– У их, веслинских, подворные да подушные, айв нас, рабов работных, ась?! Одна забота – жарь до пота. Пробавиться нечем. Ни те грядочки какой… Душу отвесть! Укащику – рупь, самому – полтина. Живёшь, как скотина! Помню, тятька-т покойный крушец варил – по-кричному железо выделывал. А жили всё равно впроголодь! Бывалоча, с огня домой возвёрнется, в закуте свовом ото всех нас особится – с тоски-т… а мы, мал мала меньше, носами хлюпали, не разумели, что к чему. Токмо под ложечкой сосало – не приведи Господь! Жуть брала. Четверо нас было, голоштанников. Двое с голендухи помёрли… ну, с её, окаянной! Тятька бился-бился, сам росинки маковой от смены до смены не возьмёт бывалоча, отощал вконец… Захилял… Вона как! В закуте свовом однажды и преставился, храни, Господь, душу евойную! Маманька-т ишшо допрежь тово Боженьке душу отдала! Щас вспомню: ком к горлу. Зря, штоль, грят: кадык невелик, а рёву много! Эх-х!! Вот инно думекаю: а пошто человеку жить-то? Да рази ж мамка с папкой, когда меня стругали, гадали так? Им в обох ладно-любо было, а потом хоча трава не расти! Не мог меня тятяня в сторонку сдрючить?! Хы!! И то верно: жизня, она завсегда должна своё брать. Жисть наша. Так то— жисть! А мы што – живём? В гробину живьём… С ноги на ногу переминамся… Едри тя…
– Цыц, расшабанился!
– Чевой-та цыц?
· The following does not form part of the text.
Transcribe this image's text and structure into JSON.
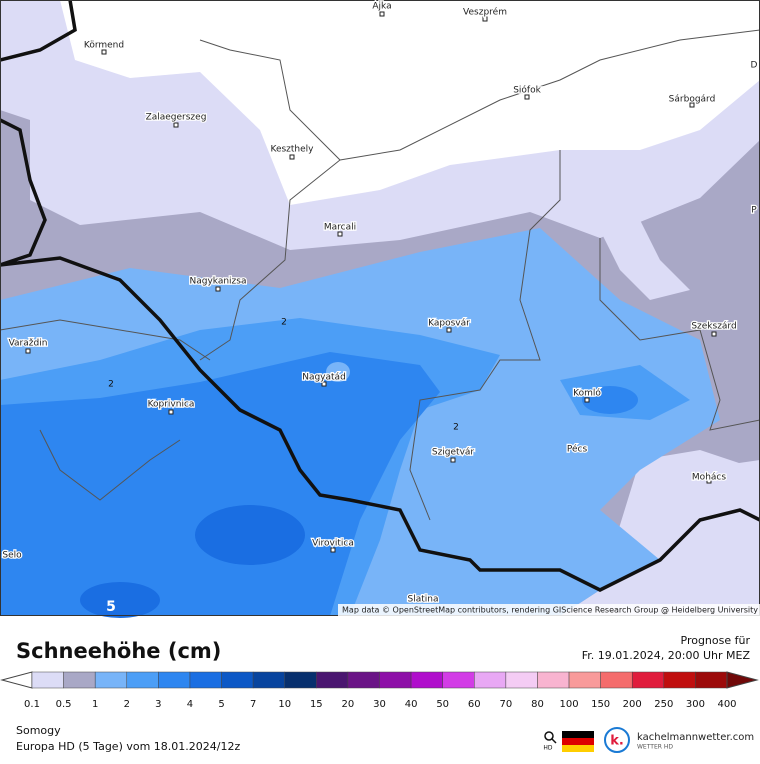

Тише да тише!! Молчбою прав не будешь. Когда схоронили мы с тятькой да брательничками маманю нашу, земля ей пухом, то нечаянно, в поминанье, прослышал, как она нас выкармливала. Угу… мне, сопле, скока было тогда? Годочков семь-восемь, да вот врезалось в память: маманька тогда однова без работы ходила, ну… с мужиками, что на ногах твёрдо стояли, спала, будучи мужниной женою… Понятно, домой ворочалась как след, ни гу-гу! Грех? Грех! Да не скажи-и… Она у мужиков тех заместо платы то полковрижечки, то ишшо чево домой притаранит, нам, бишь, малькам… Где так давали, а где и откровенно подворовывала, хоча воровством это рази назовёшь? Случалось, жалеючи, с поняткой, иные от дома без всяких со стороны ейной услуг отрывали на поживость… Короче… она тогда без работы, грю, ходила. Налево. Правда, и по дому поспевала… Словом, как-то застукала её сука одна. Пришибла маненько маманю нашу. Та оклемалась, бабы, оне тово, живучи больно, токмо вот с поры той в услугах ейных бабьих ей отказывали болыпо. С трудом на работёнку какую-никакую пристроилась… Дык вот беда: побои-то те опосля боком вышли! Схоронили мы её, бедовую, безгрешную! А вскорости и тятяньку туда ж, под её крестик, поклали, штоб рядком лягали… да вот… тако и было… Мы и поклали, кто в живых, спасибо им, родным, остался… Взрослых-то – пара бабок, да старик-сосед, уж, почитай, скоро год, как Богу душу отдал.